Imports a model based on a given python source script. Dynamically identifies the contained model class and prepares for instantiation.

Parameters

model_path (str) – Path to the python script to import. May be absolute or relative.
superclass (object, optional) – Superclass determining which classes to consider for initialization.
load_specific_class (str, optional) – Name of the class to load. Required if model file contains multiple CCobraModels.

Raises

ValueError – When multiple applicable model classes are found (determined via the superclass parameter). Only one single model is allowed per file.
ValueError – When no model with the given superclass is found.

get_class(model_path)[source]¶

Determines the model class attribute.

Parameters: model_path (str) – Path to the file to scan for CCobraModel classes.
Returns: CCobraModel class attribute.
Return type: str
Raises: ValueError – Thrown if the class to load could not be determined.

instantiate(model_kwargs=None)[source]¶

Creates an instance of the imported model by calling the empy default constructor.

Returns: CCobraModel instance.
Return type: CCobraModel

unimport()[source]¶

Cuts off all dependencies loaded together with the module from the module graph.

Attention: Might cause problems with garbage collection.

class ccobra.benchmark.EvaluationHandler(data_column, comparator, predict_fn_name, adapt_fn_name, task_encoders, resp_encoders)[source]¶

Evaluation handler class used to handle an evaluation setting.
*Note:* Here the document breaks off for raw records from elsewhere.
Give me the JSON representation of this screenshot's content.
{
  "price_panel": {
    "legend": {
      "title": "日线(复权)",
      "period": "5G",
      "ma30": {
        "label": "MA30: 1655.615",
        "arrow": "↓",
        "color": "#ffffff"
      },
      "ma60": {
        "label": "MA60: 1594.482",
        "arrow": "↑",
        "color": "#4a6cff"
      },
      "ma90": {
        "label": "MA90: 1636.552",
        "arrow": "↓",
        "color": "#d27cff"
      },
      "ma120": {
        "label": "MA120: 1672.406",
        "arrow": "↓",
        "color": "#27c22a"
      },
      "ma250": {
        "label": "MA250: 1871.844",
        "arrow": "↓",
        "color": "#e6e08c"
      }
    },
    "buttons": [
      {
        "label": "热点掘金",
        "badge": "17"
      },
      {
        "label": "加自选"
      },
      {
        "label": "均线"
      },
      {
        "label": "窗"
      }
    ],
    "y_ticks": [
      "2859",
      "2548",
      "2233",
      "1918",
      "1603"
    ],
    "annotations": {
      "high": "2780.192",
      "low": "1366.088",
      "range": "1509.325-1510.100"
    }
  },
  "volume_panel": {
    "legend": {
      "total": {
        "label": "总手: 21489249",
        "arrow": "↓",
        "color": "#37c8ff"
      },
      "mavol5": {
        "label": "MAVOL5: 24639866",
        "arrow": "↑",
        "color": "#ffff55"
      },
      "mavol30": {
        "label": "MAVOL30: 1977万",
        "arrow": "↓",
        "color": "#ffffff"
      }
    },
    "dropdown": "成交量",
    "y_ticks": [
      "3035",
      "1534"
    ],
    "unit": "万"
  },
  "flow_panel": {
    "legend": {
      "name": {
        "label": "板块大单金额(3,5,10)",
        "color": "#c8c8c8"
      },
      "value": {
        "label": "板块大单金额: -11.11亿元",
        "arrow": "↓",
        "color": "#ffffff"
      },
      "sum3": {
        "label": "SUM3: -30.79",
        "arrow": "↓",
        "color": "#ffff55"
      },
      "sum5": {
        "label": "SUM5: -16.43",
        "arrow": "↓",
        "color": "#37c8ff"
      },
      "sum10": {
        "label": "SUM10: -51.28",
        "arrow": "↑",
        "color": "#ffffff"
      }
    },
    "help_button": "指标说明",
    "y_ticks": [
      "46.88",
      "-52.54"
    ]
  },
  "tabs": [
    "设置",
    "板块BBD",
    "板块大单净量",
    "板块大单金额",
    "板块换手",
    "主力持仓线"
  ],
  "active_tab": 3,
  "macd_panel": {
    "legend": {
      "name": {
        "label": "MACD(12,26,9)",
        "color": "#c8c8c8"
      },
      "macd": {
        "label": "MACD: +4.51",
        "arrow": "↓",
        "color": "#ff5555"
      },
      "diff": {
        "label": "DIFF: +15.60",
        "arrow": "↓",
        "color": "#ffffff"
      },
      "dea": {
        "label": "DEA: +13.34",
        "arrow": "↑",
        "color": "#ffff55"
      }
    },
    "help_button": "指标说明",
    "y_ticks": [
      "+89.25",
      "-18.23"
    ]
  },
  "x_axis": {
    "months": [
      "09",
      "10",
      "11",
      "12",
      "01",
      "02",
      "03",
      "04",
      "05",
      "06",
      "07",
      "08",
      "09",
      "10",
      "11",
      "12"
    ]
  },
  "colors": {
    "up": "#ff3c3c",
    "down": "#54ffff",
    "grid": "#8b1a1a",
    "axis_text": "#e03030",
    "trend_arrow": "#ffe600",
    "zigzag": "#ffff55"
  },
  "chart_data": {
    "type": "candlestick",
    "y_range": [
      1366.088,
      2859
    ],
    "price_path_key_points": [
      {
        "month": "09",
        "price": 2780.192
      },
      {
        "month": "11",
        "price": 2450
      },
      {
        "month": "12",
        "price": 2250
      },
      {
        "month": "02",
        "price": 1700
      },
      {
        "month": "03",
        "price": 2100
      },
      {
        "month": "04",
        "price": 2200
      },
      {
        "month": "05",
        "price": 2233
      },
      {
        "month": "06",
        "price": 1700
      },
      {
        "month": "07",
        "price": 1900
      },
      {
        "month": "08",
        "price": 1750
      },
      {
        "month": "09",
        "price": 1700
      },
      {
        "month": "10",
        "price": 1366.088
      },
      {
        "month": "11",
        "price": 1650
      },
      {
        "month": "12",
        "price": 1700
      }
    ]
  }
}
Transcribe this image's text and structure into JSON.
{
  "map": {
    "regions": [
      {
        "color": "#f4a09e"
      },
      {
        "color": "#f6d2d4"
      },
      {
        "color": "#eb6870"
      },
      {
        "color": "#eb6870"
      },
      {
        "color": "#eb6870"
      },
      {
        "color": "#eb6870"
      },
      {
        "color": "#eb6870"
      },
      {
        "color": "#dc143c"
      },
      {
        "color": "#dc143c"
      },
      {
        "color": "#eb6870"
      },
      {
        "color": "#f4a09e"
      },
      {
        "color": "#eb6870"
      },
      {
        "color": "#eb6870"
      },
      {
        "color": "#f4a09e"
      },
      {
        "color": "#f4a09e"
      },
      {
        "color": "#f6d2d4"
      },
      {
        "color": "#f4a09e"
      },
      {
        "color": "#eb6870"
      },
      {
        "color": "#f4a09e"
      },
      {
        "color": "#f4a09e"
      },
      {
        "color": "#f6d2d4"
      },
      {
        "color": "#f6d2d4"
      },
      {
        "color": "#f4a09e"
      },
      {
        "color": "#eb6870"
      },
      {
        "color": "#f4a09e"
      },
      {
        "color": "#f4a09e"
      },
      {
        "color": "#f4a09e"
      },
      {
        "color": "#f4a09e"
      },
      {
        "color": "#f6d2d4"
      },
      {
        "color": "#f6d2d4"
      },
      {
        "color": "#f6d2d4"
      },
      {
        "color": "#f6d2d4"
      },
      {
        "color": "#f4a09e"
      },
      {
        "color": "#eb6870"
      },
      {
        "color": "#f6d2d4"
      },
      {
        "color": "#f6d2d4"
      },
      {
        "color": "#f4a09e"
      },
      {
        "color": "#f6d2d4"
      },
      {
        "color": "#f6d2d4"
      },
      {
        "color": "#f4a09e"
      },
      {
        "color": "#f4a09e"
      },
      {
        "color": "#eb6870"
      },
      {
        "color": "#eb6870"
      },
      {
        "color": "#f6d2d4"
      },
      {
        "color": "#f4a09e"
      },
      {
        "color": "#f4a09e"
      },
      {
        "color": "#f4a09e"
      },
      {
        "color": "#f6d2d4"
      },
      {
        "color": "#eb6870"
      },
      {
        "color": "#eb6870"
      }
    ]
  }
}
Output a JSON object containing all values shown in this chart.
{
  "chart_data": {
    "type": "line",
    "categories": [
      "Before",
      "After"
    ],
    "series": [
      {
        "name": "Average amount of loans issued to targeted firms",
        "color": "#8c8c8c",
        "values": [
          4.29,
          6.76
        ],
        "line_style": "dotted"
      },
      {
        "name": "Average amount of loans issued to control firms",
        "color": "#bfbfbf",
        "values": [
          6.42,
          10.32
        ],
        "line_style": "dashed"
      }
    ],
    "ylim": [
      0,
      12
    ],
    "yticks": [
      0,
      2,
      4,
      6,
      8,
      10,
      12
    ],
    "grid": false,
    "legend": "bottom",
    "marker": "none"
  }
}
Initializes the Evaluation handler for a given data column and evaluation settings.

Parameters

data_column (str) – Name of the data column to predict.
comparator (ccobra.CCobraComparator) – Comparator to be used when comparing the prediction to the true value.
predict_fn_name (str) – Name of the predict function within the models-
adapt_fn_name (str) – Name of the adapt function within the models-
task_encoders (dict(str, ccobra.CCobraTaskEncoder)) – Dictionary specifying the task encoders to be used for the domains in the dataset.
resp_encoders (dict(str, ccobra.CCobraResponseEncoder)) – Dictionary specifying the response encoders to be used for the domains in the dataset.

adapt(model, item, full)[source]¶

Allows the given model to adapt to the true response to a given task.

Parameters

model (ccobra.CCobraModel) – Model to query.
item (ccobra.Item) – The item that the model should base the prediction on.
full (dict(str, object)) – Dictionary containing the true response and the auxiliary information.

get_result_df()[source]¶

Returns the results for the respective evaluation setting.

Returns: DataFrame containing the results for the evaluation setting.
Return type: pd.DataFrame

predict(model, modelname, item, target, aux)[source]¶

Queries a given model for the prediction to a given task and manages the results.

Parameters

model (ccobra.CCobraModel) – Model to query.
modelname (str) – Name of the model in the results.
item (ccobra.Item) – The item that the model should base the prediction on.
target (tuple) – True response for the given item.
aux (dict(str, object)) – Dictionary containing auxiliary information that should be passed to the model.